3. Care of seniors exists in a greater social context of families and communities.

One problem with modern medicine can be that patients—and their symptoms or illnesses—are treated as if in a vacuum. However, the AGS pointed out that “[t]he health of the population across all age groups has important implications for the health of seniors.”

The functioning of the family units and communities in which seniors live affects their quality of life and health. In addition, transportation and housing programs are essential in preserving community integration. But the care given to younger people affects how healthy they are—and how much must be spent on Medicare for them—after they turn 65.

Also, failing to support informal caregivers and families suffering the financial and physical consequences of caregiving, by shifting costs and responsibilities to them from the health care system, threatens not just their ability to provide that care, but their own health as well.
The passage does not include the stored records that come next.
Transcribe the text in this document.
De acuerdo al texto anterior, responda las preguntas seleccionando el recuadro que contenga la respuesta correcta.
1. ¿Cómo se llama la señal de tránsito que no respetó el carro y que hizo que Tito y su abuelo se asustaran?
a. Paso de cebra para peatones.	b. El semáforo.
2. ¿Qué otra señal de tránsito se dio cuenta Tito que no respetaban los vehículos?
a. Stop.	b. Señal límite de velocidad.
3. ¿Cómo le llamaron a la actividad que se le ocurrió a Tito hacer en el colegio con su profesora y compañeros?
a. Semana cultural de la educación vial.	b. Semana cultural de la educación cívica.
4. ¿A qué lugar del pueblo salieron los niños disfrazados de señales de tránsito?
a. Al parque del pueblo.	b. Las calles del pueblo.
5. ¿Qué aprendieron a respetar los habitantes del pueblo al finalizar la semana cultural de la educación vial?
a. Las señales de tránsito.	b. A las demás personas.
2. Health care payment and delivery system change should be evidence based.

The Centers for Medicare & Medicaid Services (CMS), said the AGS, is the largest payer of health care in America. Because of that, it said, CMS “should not be a passive buyer; but should shape care by the development and testing of innovative models of care that address chronic disease and multi-morbidity management.”

Testing and objective independent evaluation, focused on “metrics and outcomes that are relevant to the most vulnerable and complex beneficiaries,” must take place before any payment or care delivery change is adopted.

1. Care must be patient-centered and reflect patient preferences.

Access to community-based long-term services and supports (LTSS), according to the AGS, must be meaningful, and health and long-term care services should be available no matter which state patients call home.

In addition, care should be focused on the person and not the condition, with behavioral and mental health care integrated with medical care. Also, mental health benefits must have parity.